More than once we hear that someone has died alone. The awfulness of that is chilling to the bone.
A news report brought this to my attention, a Vietnam Veteran with no family and few friends, left this life with no one noticing, no one to care.
According to the story, 77-year-old Peter Turnpu, of North Hanover Township, New Jersey, died of natural causes, and essentially, disappeared from this planet without a trace. Very sad, but not the end of the story. Local police and a funeral director, pitched in and provided a service and burial, and 1,000 strangers showed up to pay their respects.
Dying is the final page in life. It is often hard and painful. The downward spiral is not graceful or dignified. Knowing you are on the journey can bring peace or induce fear. Facing the walk alone is unfathomable.
People are alone for all kinds of reasons and circumstances. In our lifetimes we collect friends and most of us have at least a person or two related by birth, we call family. Thousands of people pass through our lives, some of them stick, most keep passing by.

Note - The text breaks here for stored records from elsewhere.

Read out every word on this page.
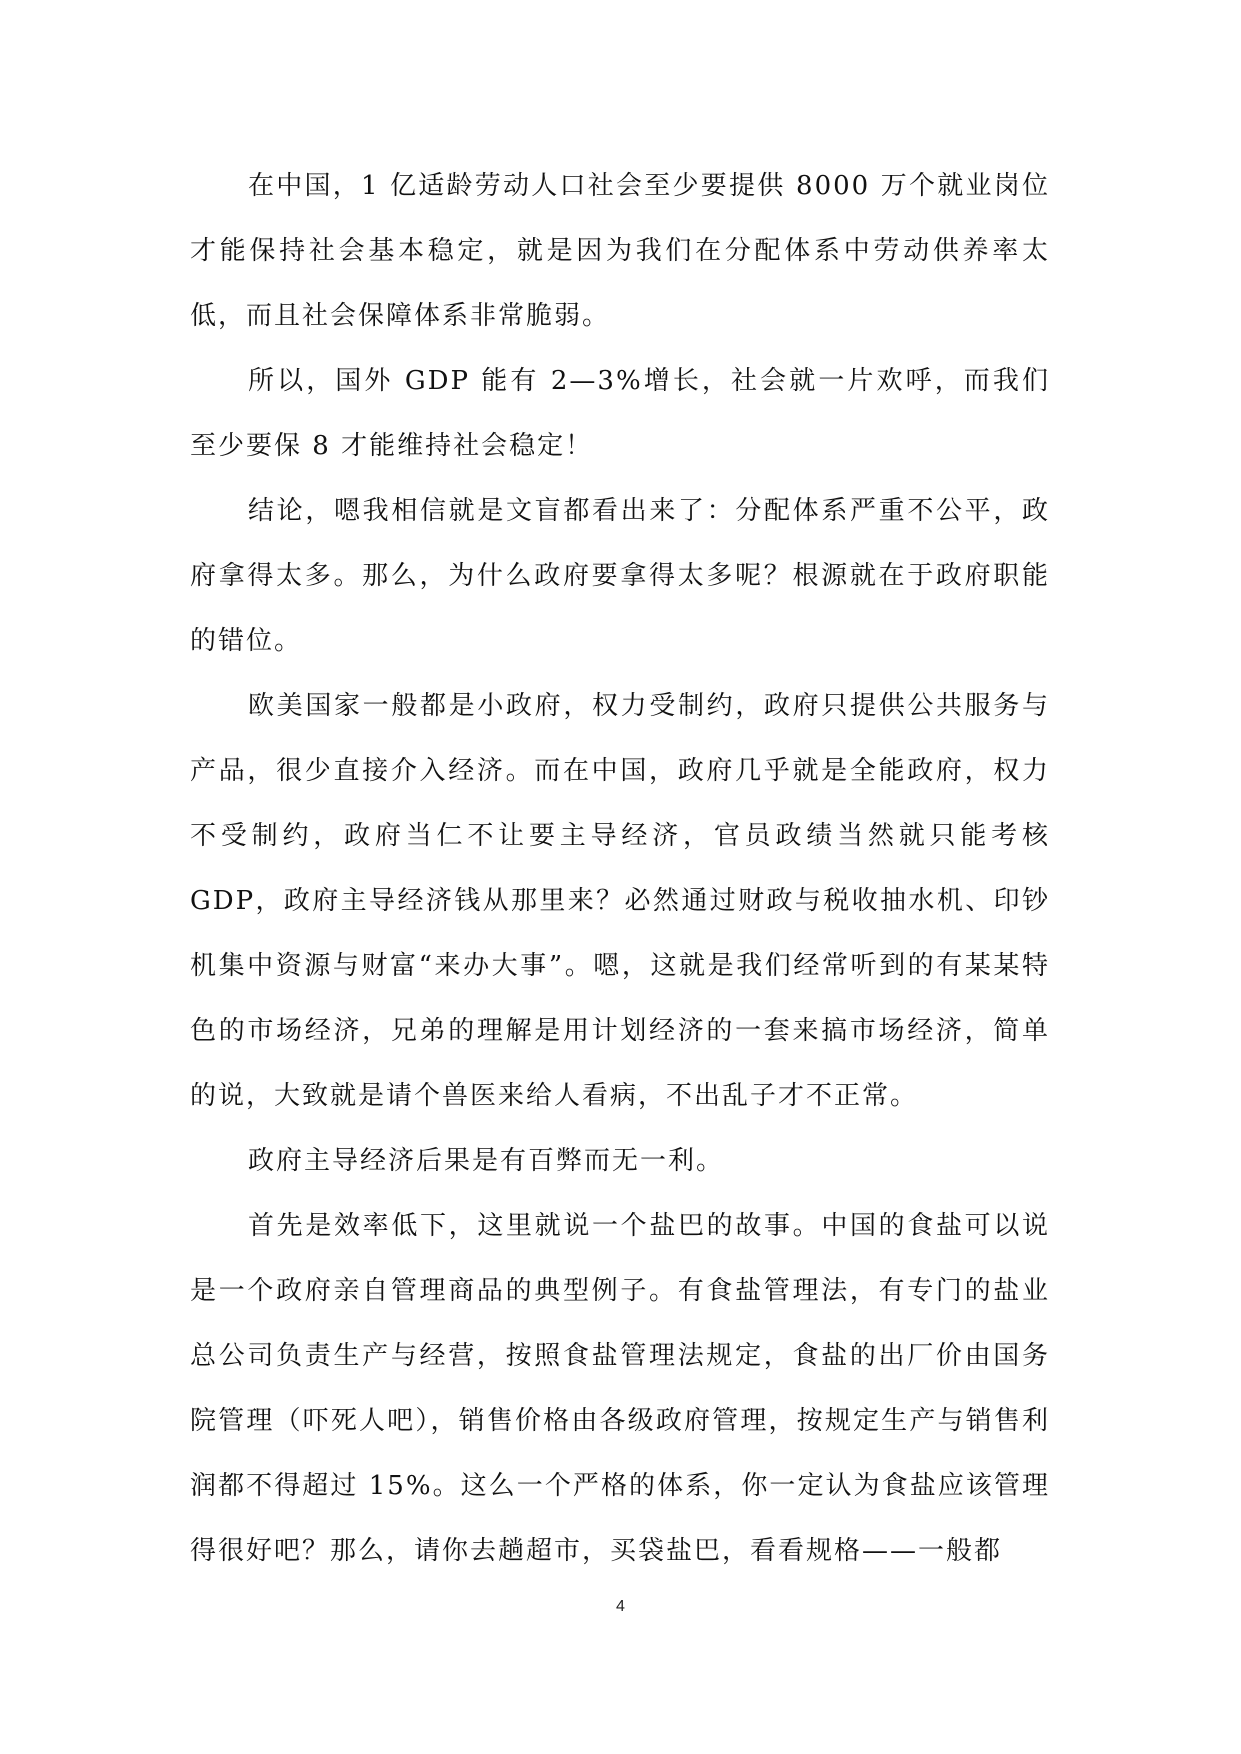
在中国，1 亿适龄劳动人口社会至少要提供 8000 万个就业岗位才能保持社会基本稳定，就是因为我们在分配体系中劳动供养率太低，而且社会保障体系非常脆弱。

所以，国外 GDP 能有 2—3%增长，社会就一片欢呼，而我们至少要保 8 才能维持社会稳定！

结论，嗯我相信就是文盲都看出来了：分配体系严重不公平，政府拿得太多。那么，为什么政府要拿得太多呢？根源就在于政府职能的错位。

欧美国家一般都是小政府，权力受制约，政府只提供公共服务与产品，很少直接介入经济。而在中国，政府几乎就是全能政府，权力不受制约，政府当仁不让要主导经济，官员政绩当然就只能考核 GDP，政府主导经济钱从那里来？必然通过财政与税收抽水机、印钞机集中资源与财富“来办大事”。嗯，这就是我们经常听到的有某某特色的市场经济，兄弟的理解是用计划经济的一套来搞市场经济，简单的说，大致就是请个兽医来给人看病，不出乱子才不正常。

政府主导经济后果是有百弊而无一利。

首先是效率低下，这里就说一个盐巴的故事。中国的食盐可以说是一个政府亲自管理商品的典型例子。有食盐管理法，有专门的盐业总公司负责生产与经营，按照食盐管理法规定，食盐的出厂价由国务院管理（吓死人吧），销售价格由各级政府管理，按规定生产与销售利润都不得超过 15%。这么一个严格的体系，你一定认为食盐应该管理得很好吧？那么，请你去趟超市，买袋盐巴，看看规格——一般都

4
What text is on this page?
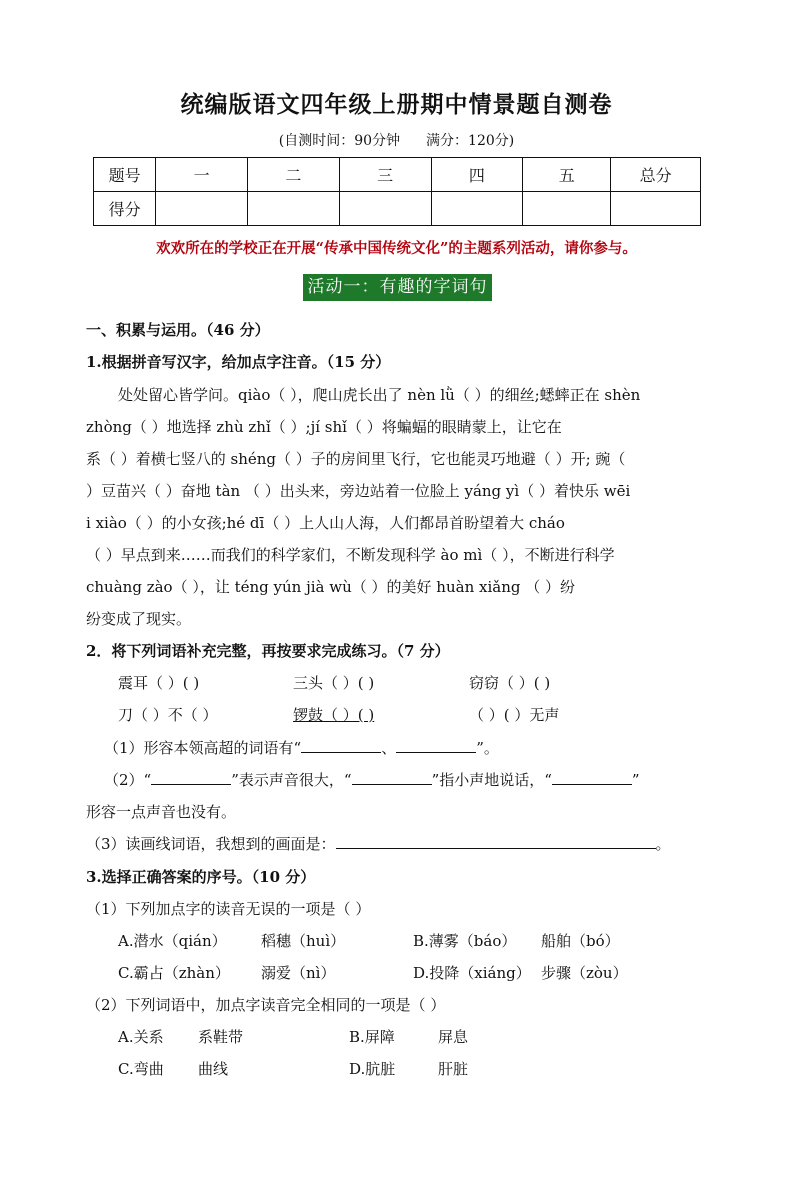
统编版语文四年级上册期中情景题自测卷
(自测时间：90分钟 满分：120分)
题号	一	二	三	四	五	总分
得分						
欢欢所在的学校正在开展“传承中国传统文化”的主题系列活动，请你参与。
活动一：有趣的字词句
一、积累与运用。（46 分）
1.根据拼音写汉字，给加点字注音。（15 分）
处处留心皆学问。qiào（ ），爬山虎长出了 nèn lǜ（ ）的细丝;蟋蟀正在 shèn
zhòng（ ）地选择 zhù zhǐ（ ）;jí shǐ（ ）将蝙蝠的眼睛蒙上，让它在
系（ ）着横七竖八的 shéng（ ）子的房间里飞行，它也能灵巧地避（ ）开; 豌（
）豆苗兴（ ）奋地 tàn （ ）出头来，旁边站着一位脸上 yáng yì（ ）着快乐 wēi
i xiào（ ）的小女孩;hé dī（ ）上人山人海，人们都昂首盼望着大 cháo
（ ）早点到来……而我们的科学家们，不断发现科学 ào mì（ ），不断进行科学
chuàng zào（ ），让 téng yún jià wù（ ）的美好 huàn xiǎng （ ）纷
纷变成了现实。
2．将下列词语补充完整，再按要求完成练习。（7 分）
震耳（ ）( )	三头（ ）( )	窃窃（ ）( )
刀（ ）不（ ）	锣鼓（ ）( )	（ ）( ）无声
（1）形容本领高超的词语有“	、	”。
（2）“	”表示声音很大，“	”指小声地说话，“	”
形容一点声音也没有。
（3）读画线词语，我想到的画面是：	。
3.选择正确答案的序号。（10 分）
（1）下列加点字的读音无误的一项是（ ）
A.潜水（qián） 稻穗（huì）	B.薄雾（báo） 船舶（bó）
C.霸占（zhàn） 溺爱（nì）	D.投降（xiáng） 步骤（zòu）
（2）下列词语中，加点字读音完全相同的一项是（ ）
A.关系 系鞋带	B.屏障	屏息
C.弯曲 曲线	D.肮脏	肝脏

I have no idea of Mr. Turnpu’s life or circumstances. A life is a complicated thing and it is easy to judge others. That’s not my purpose. To be alone as your body exhales it’s last breath is a tragedy. Everyone deserves compassion, someone’s presence, certainly the warmth of holding their hand during that final moments of life. To be with someone in those final moments is like a huge wave rushing over you, almost taking away your own breath. Death can be very quiet yet the shock waves of reality are tremendous.
One thousand strangers said goodbye to Mr. Turnpu and thanked him for his service to our country. He might have been a stranger in life, and although late, he found friends in death.